Changing consumption and lifestyle behaviours
The Kantar study shows how people are adjusting their lifestyles to reduce the risk from COVID-19. The industry hardest
hit by the outbreak is travel with 39% of people saying they have decided to travel less internationally and 17% less
within New Zealand. 21% are less likely to go to the cinema and 18% of people are less likely to eat out.
Purchase behaviours have also shifted as the threat from the virus has grown. The most apparent development has been the
rise in ‘panic purchases’. Predictably, categories associated with hygiene and health have seen the biggest rise in
purchases, with 20% of people saying they are buying more personal hygiene items, 13% are buying more home cleaning
products and 12% are buying health and nutritional items such as vitamins to improve immunity.

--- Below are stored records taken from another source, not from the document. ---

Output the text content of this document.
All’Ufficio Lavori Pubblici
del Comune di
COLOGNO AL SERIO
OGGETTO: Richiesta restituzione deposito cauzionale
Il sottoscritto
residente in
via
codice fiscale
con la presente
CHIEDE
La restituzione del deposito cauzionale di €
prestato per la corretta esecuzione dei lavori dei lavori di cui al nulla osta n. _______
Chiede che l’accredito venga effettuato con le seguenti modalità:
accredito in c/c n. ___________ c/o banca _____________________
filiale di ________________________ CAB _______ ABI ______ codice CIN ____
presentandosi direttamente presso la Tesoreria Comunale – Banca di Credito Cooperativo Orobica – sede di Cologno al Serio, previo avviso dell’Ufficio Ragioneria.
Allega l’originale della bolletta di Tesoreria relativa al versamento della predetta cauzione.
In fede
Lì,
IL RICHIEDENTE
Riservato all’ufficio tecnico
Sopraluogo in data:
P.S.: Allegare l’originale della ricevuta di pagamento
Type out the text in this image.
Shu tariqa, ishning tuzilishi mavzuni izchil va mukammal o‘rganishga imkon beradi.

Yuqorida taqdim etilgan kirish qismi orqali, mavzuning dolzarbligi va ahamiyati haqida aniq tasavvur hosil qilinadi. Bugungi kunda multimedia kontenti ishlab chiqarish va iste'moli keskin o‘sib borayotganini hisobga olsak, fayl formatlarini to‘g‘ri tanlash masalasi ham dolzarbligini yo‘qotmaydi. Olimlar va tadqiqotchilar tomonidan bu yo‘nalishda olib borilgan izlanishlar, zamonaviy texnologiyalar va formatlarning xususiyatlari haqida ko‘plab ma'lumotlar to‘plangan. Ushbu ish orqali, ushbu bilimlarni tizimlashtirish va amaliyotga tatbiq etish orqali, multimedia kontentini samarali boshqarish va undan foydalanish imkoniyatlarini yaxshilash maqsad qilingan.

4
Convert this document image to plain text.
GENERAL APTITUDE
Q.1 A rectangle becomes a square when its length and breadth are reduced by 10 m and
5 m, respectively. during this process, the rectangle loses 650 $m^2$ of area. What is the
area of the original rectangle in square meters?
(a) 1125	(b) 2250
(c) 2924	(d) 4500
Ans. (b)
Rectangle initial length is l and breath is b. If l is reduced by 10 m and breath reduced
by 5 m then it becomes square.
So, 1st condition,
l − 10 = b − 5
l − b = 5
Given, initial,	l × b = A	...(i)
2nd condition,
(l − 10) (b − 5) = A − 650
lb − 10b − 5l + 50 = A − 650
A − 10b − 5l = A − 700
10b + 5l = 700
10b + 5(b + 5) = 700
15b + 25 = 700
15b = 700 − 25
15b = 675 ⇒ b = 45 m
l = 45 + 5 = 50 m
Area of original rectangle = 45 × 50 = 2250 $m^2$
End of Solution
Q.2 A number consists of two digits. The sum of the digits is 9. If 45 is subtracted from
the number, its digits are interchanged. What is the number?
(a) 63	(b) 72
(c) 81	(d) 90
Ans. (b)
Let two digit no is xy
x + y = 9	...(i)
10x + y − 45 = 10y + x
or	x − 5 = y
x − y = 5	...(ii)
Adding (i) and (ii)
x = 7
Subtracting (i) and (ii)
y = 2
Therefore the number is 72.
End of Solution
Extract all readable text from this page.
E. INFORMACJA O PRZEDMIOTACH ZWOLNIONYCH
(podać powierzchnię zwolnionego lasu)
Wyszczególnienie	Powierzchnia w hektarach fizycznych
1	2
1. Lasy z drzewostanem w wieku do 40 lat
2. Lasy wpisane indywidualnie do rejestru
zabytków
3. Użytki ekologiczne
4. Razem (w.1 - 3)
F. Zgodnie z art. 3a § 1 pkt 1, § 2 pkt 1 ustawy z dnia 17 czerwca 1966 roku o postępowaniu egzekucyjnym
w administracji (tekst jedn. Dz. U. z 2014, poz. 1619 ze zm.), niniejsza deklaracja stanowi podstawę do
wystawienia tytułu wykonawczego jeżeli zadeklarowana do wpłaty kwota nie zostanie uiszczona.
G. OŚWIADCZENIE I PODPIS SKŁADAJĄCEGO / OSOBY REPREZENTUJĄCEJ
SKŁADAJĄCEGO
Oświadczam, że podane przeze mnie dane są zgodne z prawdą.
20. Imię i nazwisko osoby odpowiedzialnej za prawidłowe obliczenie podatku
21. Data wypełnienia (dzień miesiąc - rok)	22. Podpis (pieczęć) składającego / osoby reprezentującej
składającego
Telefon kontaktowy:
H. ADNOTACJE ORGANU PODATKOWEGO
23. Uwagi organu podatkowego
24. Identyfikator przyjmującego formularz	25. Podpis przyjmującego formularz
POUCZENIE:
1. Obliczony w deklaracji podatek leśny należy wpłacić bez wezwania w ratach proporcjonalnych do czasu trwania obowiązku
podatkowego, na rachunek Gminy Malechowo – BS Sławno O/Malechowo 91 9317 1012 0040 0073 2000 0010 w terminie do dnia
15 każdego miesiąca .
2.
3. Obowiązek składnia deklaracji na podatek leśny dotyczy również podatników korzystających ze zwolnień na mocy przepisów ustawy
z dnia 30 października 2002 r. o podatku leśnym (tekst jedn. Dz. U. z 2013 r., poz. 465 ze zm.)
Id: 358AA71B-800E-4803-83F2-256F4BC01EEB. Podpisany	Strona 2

The study highlights how COVID-19 is resulting in consumers expressing a heightened focus on products and services that
are ‘safe to use’, especially when it comes to the food and beverage category and consumer goods. In addition, they are
looking for brands that have enhanced health and wellbeing benefits to help build a strong defence against the virus.
Jason Shoebridge, CEO of Kantar New Zealand, says, “This research shows consumers have both short and long term concerns
about the spread of Covid-19. In the short-term people are understandably alarmed and doing what they can to stay safe.
Many are changing what they are doing and the things they are buying and some admit to panic buying. But what people
worry about most is what COVID-19 will mean for their financial security as it potentially impacts the economy in the
longer term. This poses an added problem that the behaviour of consumers will continue to be affected well after the
immediate health concerns around the virus abate.
“Looking at it from a business viewpoint, people are expecting brands across all industries to take action which will
keep them safe and organisations should be communicating to their customers what they are doing. For example, Air New
Zealand has sent emails to its customers telling them what actions they are taking to keep their customers safe and
minimise the impact to them of disruption of their travel plans. These actions reinforce the trust consumers have in
particular brands and we know from our global research that in times of economic volatility organisations with strong
brands recover more quickly than their competitors.”